For nearly two decades Dave Hillary has been running the Edinburgh based Bearsuit Records, an independent label that’s happily associated with weird, peculiar, eclectic and inventive, electronic music, alternative rock and oddball pop music.
Dave Hillary is responsible for much of the labels output. For example Hillary is behind “Eamon The Destroyer,” “Bunny And The Invalid Singers” and the wonderful “Harold Nono.” Who’s “We’re Almost Home” album was a personal, left-field highlight of 2020.
Hillary’s latest character is “Andrei Rikichi” who explodes onto the scene complete with the usual Bearsuit Records Milligan-esque backstory. Rikichi is the son of a Tokyo diplomat, raised in Switzerland and Belgium. He has a BA Honours in Exploding Furniture. He’s a multi instrumentalist, specialising in the three string Zither Pipe and enjoys eating pickles. After playing in various collectives, Andrei Rikichi has completed his first solo album.
The poetically titled “Caged Birds Think Flying Is A Sickness” is a fourteen track album, available on Compact Disc and digitally. Many of the songs run under two minutes in length and the whole album scurries in under half an hour. So “Caged Birds…” sounds pleasurably like a soundtrack to a dark dystopian film.
The music ranges from bombastic explosions in sound to sublime melody filled alternative electro pop, often on the same song.

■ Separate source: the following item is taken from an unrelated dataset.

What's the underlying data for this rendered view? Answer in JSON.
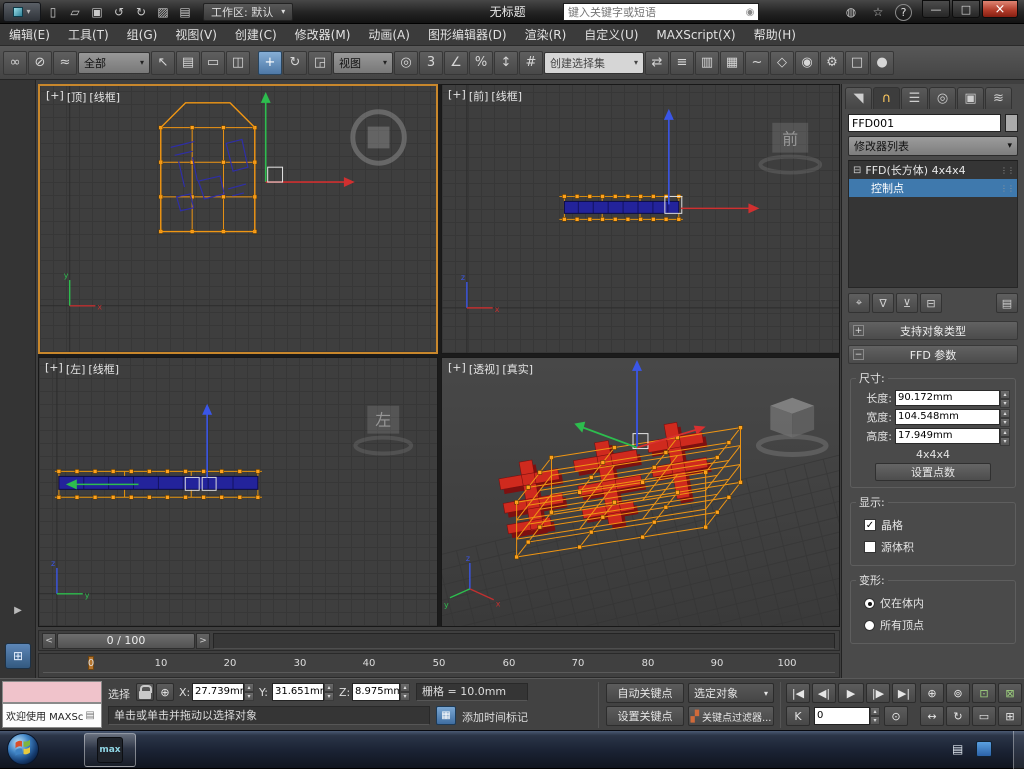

There’s ethereal voices hidden under industrial, repetitive, drone. There’s ghostly, operatic vocal solos. There’s vocalized mirroring of the synth strings and vocals imitating instruments. There’s electronica and rock drums, distorted, muffled or clipped, sometimes driving the theme, sometimes jolting, juddering and pensive. There’s simple, saccharine melodies, lasting for a few seconds or riding the full two minutes of the song, that lift the emotion and there’s twisted, inky melodies which imply a quickening of step, racing up from behind you. And then there’s the sultry, fuggy ambient soundscapes, coloured liked a nuclear Autumn, hazy and dreamlike, a treat for the headphones listener.
“Caged Birds…” isn’t a score for an unknown arthouse film, but if it was, the soundtrack I would definitely want to watch that film it at the cinema.